Что ж, придется-таки идти в поселок за новым топором.
Кто-то неслышно подошел к нему, чья-то рука спокойно отобрала топор. Он, послушно отдал его отцу Анны, у него уже пропала охота артачиться. Да и отец, ее как будто присмирел и успокоился. Старик внимательно оглядел загубленный топор, поднял его кверху, точно намереваясь залатать щербину кусочком лунного луча. Затем повернулся и с топором в руке пошел к бараку, почти добродушно крикнув стоявшему на делянке Перу:
— Псих!
Когда Пер немного погодя вошел в барак, там был уже потушен огонь и слышалось лишь ровное дыхание спящих.
На другой день спозаранку отец Анны ушел с топором в поселок. За завтраком они не разговаривали и не глядели друг на друга. Пер послушно взял другой топор, который отец протянул ему, и отправился с Хансом на делянку.
Они работали без устали до самого обеда. А Пер все думал об одном и том же: «Не ходить мне больше в поселок!»
Однажды Ханс сделал попытку пойти на мировую. Он сказал:
— Нашел-таки старик уловку, чтобы от дела отлынивать. Ну и хитер же, старый хрыч!
Пер и не обернулся. Он молчал так упорно, что находиться рядом с ним было чистое наказание. Ханс больше не пробовал заговаривать.
В этот день они свалили хлыстов больше обычного, но усталость не брала их, они точно боялись приближения вечера. Отец, впрочем, недолго отсутствовал, вернулся еще засветло. Топора у него с собой не было, и вид у него был добродушный. Но от этого Перу не стало легче. Старик прятал в бороде усмешку, разглядывая проделанную ими работу. Выплюнув желтую жвачку, он подошел к Перу и сказал равнодушно, не глядя на него:
— Ходил я с топором к кузнецу. Говорит, можно, мол, починить, и будет все одно что новый. Да недосуг мне было дожидаться, и без того много времени зря пропало. А вы, гляжу, тут за троих наворочали.

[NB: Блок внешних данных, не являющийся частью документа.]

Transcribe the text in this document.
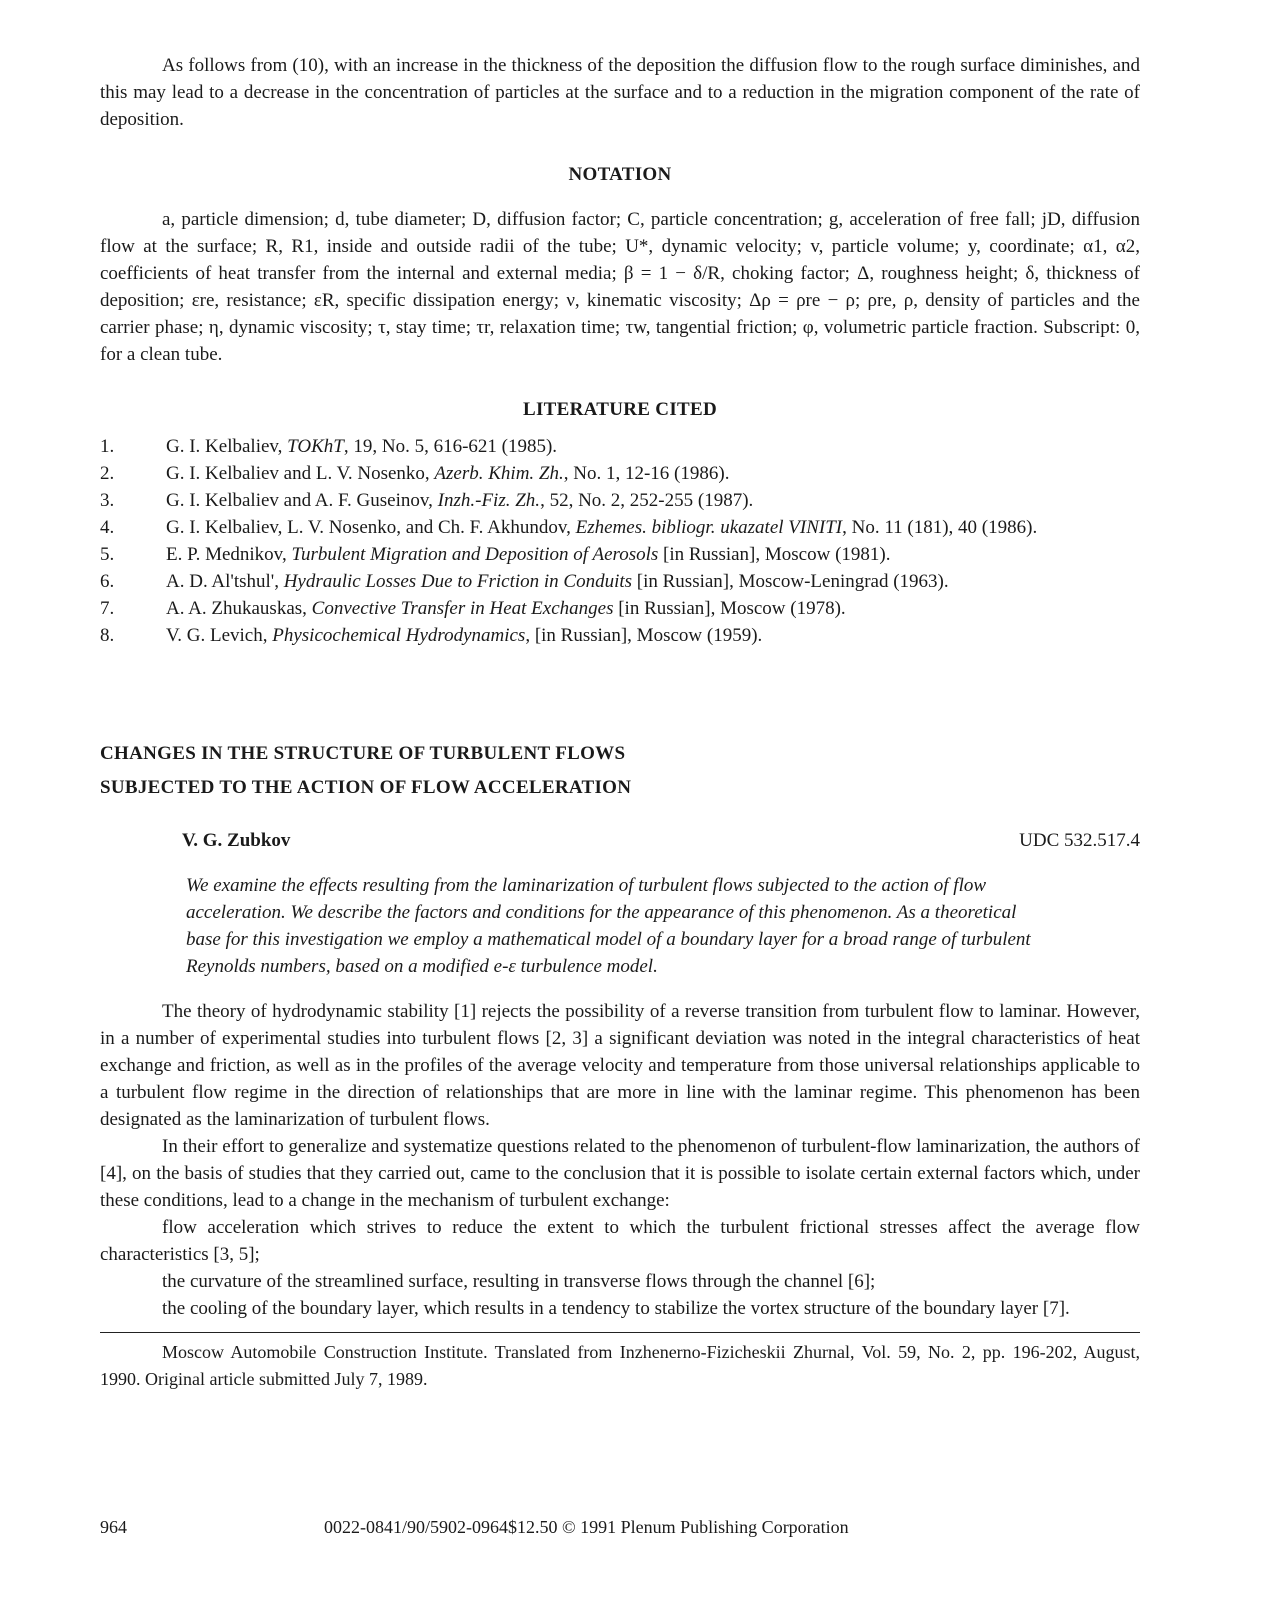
As follows from (10), with an increase in the thickness of the deposition the diffusion flow to the rough surface diminishes, and this may lead to a decrease in the concentration of particles at the surface and to a reduction in the migration component of the rate of deposition.

NOTATION

a, particle dimension; d, tube diameter; D, diffusion factor; C, particle concentration; g, acceleration of free fall; jD, diffusion flow at the surface; R, R1, inside and outside radii of the tube; U*, dynamic velocity; v, particle volume; y, coordinate; α1, α2, coefficients of heat transfer from the internal and external media; β = 1 − δ/R, choking factor; Δ, roughness height; δ, thickness of deposition; εre, resistance; εR, specific dissipation energy; ν, kinematic viscosity; Δρ = ρre − ρ; ρre, ρ, density of particles and the carrier phase; η, dynamic viscosity; τ, stay time; τr, relaxation time; τw, tangential friction; φ, volumetric particle fraction. Subscript: 0, for a clean tube.

LITERATURE CITED
1.	G. I. Kelbaliev, TOKhT, 19, No. 5, 616-621 (1985).
2.	G. I. Kelbaliev and L. V. Nosenko, Azerb. Khim. Zh., No. 1, 12-16 (1986).
3.	G. I. Kelbaliev and A. F. Guseinov, Inzh.-Fiz. Zh., 52, No. 2, 252-255 (1987).
4.	G. I. Kelbaliev, L. V. Nosenko, and Ch. F. Akhundov, Ezhemes. bibliogr. ukazatel VINITI, No. 11 (181), 40 (1986).
5.	E. P. Mednikov, Turbulent Migration and Deposition of Aerosols [in Russian], Moscow (1981).
6.	A. D. Al'tshul', Hydraulic Losses Due to Friction in Conduits [in Russian], Moscow-Leningrad (1963).
7.	A. A. Zhukauskas, Convective Transfer in Heat Exchanges [in Russian], Moscow (1978).
8.	V. G. Levich, Physicochemical Hydrodynamics, [in Russian], Moscow (1959).
CHANGES IN THE STRUCTURE OF TURBULENT FLOWS
SUBJECTED TO THE ACTION OF FLOW ACCELERATION
V. G. Zubkov	UDC 532.517.4

We examine the effects resulting from the laminarization of turbulent flows subjected to the action of flow acceleration. We describe the factors and conditions for the appearance of this phenomenon. As a theoretical base for this investigation we employ a mathematical model of a boundary layer for a broad range of turbulent Reynolds numbers, based on a modified e-ε turbulence model.

The theory of hydrodynamic stability [1] rejects the possibility of a reverse transition from turbulent flow to laminar. However, in a number of experimental studies into turbulent flows [2, 3] a significant deviation was noted in the integral characteristics of heat exchange and friction, as well as in the profiles of the average velocity and temperature from those universal relationships applicable to a turbulent flow regime in the direction of relationships that are more in line with the laminar regime. This phenomenon has been designated as the laminarization of turbulent flows.

In their effort to generalize and systematize questions related to the phenomenon of turbulent-flow laminarization, the authors of [4], on the basis of studies that they carried out, came to the conclusion that it is possible to isolate certain external factors which, under these conditions, lead to a change in the mechanism of turbulent exchange:

flow acceleration which strives to reduce the extent to which the turbulent frictional stresses affect the average flow characteristics [3, 5];

the curvature of the streamlined surface, resulting in transverse flows through the channel [6];

the cooling of the boundary layer, which results in a tendency to stabilize the vortex structure of the boundary layer [7].

Moscow Automobile Construction Institute. Translated from Inzhenerno-Fizicheskii Zhurnal, Vol. 59, No. 2, pp. 196-202, August, 1990. Original article submitted July 7, 1989.

964	0022-0841/90/5902-0964$12.50 © 1991 Plenum Publishing Corporation
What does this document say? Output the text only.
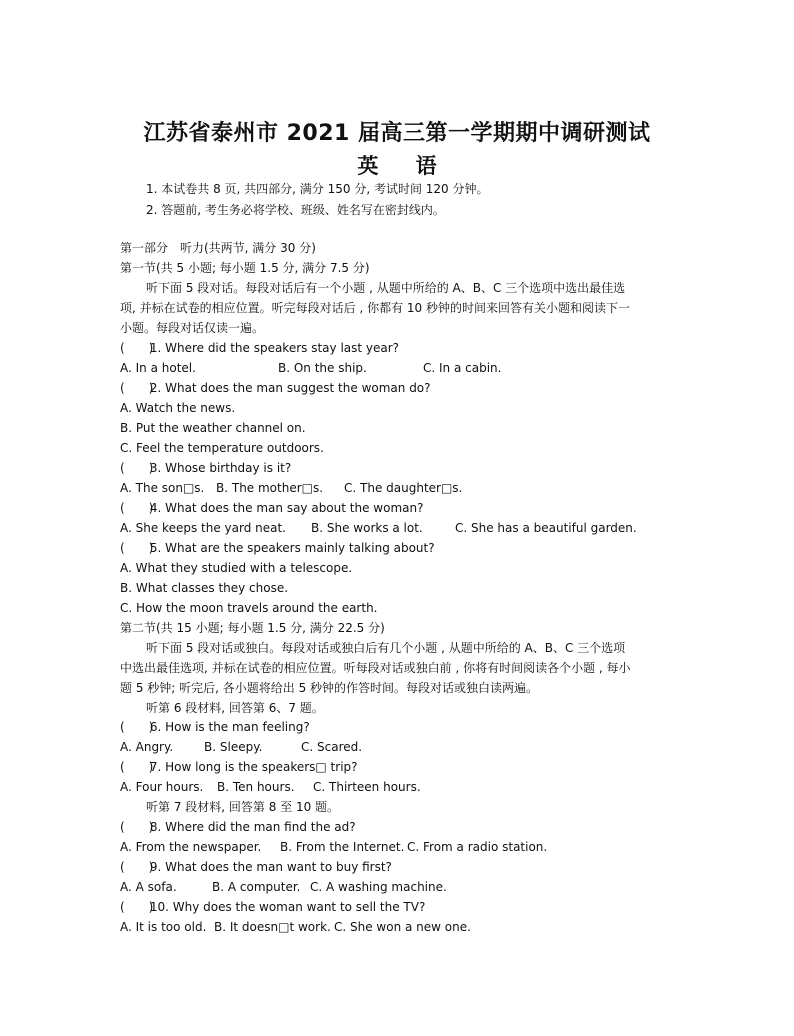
江苏省泰州市 2021 届高三第一学期期中调研测试
英 语
1. 本试卷共 8 页, 共四部分, 满分 150 分, 考试时间 120 分钟。
2. 答题前, 考生务必将学校、班级、姓名写在密封线内。
第一部分　听力(共两节, 满分 30 分)
第一节(共 5 小题; 每小题 1.5 分, 满分 7.5 分)
听下面 5 段对话。每段对话后有一个小题 , 从题中所给的 A、B、C 三个选项中选出最佳选
项, 并标在试卷的相应位置。听完每段对话后 , 你都有 10 秒钟的时间来回答有关小题和阅读下一
小题。每段对话仅读一遍。
(　　) 1. Where did the speakers stay last year?
A. In a hotel.	B. On the ship.	C. In a cabin.
(　　) 2. What does the man suggest the woman do?
A. Watch the news.
B. Put the weather channel on.
C. Feel the temperature outdoors.
(　　) 3. Whose birthday is it?
A. The son□s. B. The mother□s. C. The daughter□s.
(　　) 4. What does the man say about the woman?
A. She keeps the yard neat. B. She works a lot.	C. She has a beautiful garden.
(　　) 5. What are the speakers mainly talking about?
A. What they studied with a telescope.
B. What classes they chose.
C. How the moon travels around the earth.
第二节(共 15 小题; 每小题 1.5 分, 满分 22.5 分)
听下面 5 段对话或独白。每段对话或独白后有几个小题 , 从题中所给的 A、B、C 三个选项
中选出最佳选项, 并标在试卷的相应位置。听每段对话或独白前 , 你将有时间阅读各个小题 , 每小
题 5 秒钟; 听完后, 各小题将给出 5 秒钟的作答时间。每段对话或独白读两遍。
听第 6 段材料, 回答第 6、7 题。
(　　) 6. How is the man feeling?
A. Angry.	B. Sleepy.	C. Scared.
(　　) 7. How long is the speakers□ trip?
A. Four hours. B. Ten hours. C. Thirteen hours.
听第 7 段材料, 回答第 8 至 10 题。
(　　) 8. Where did the man find the ad?
A. From the newspaper. B. From the Internet. C. From a radio station.
(　　) 9. What does the man want to buy first?
A. A sofa.	B. A computer. C. A washing machine.
(　　) 10. Why does the woman want to sell the TV?
A. It is too old. B. It doesn□t work. C. She won a new one.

Пер рубил без передышки, ему не терпелось выложить многое отцу Айвы, стоявшему без дела, руки в боки, в разгар рабочего дня, в середине недели. И все-таки он чувствовал, что случилось еще что-то, чего он пока не понимает. Отец постоял, словно дожидаясь чего-то, потом посмотрел на синее морозное небо, обещавшее и нынче ясную лунную ночь, и сказал:
— Слышь-ка, Пер, сходишь нынче к вечеру в поселок. Сам заберешь свой топор.
Встреча с прошлым
Во втором латинском[17]
, как тогда говорили, появился новый учитель Генрих Вальтер. Он был родом из Эльзаса — настоящий иностранец — и совсем молодой, едва ли старше двадцати лет. Генрих Вальтер собирался защищать докторскую диссертацию по Ибсену и приехал в Норвегию изучать язык. Так он попал в маленький городок у фьорда.В этом классе учащихся было мало — семь девушек и трое юношей. Юношам здесь не очень-то нравилось заниматься, они охотно перешли бы в реальный класс, но им нужно было знать латынь — ведь они собирались стать теологами. Они презирали женщин, считали их никчемными созданиями.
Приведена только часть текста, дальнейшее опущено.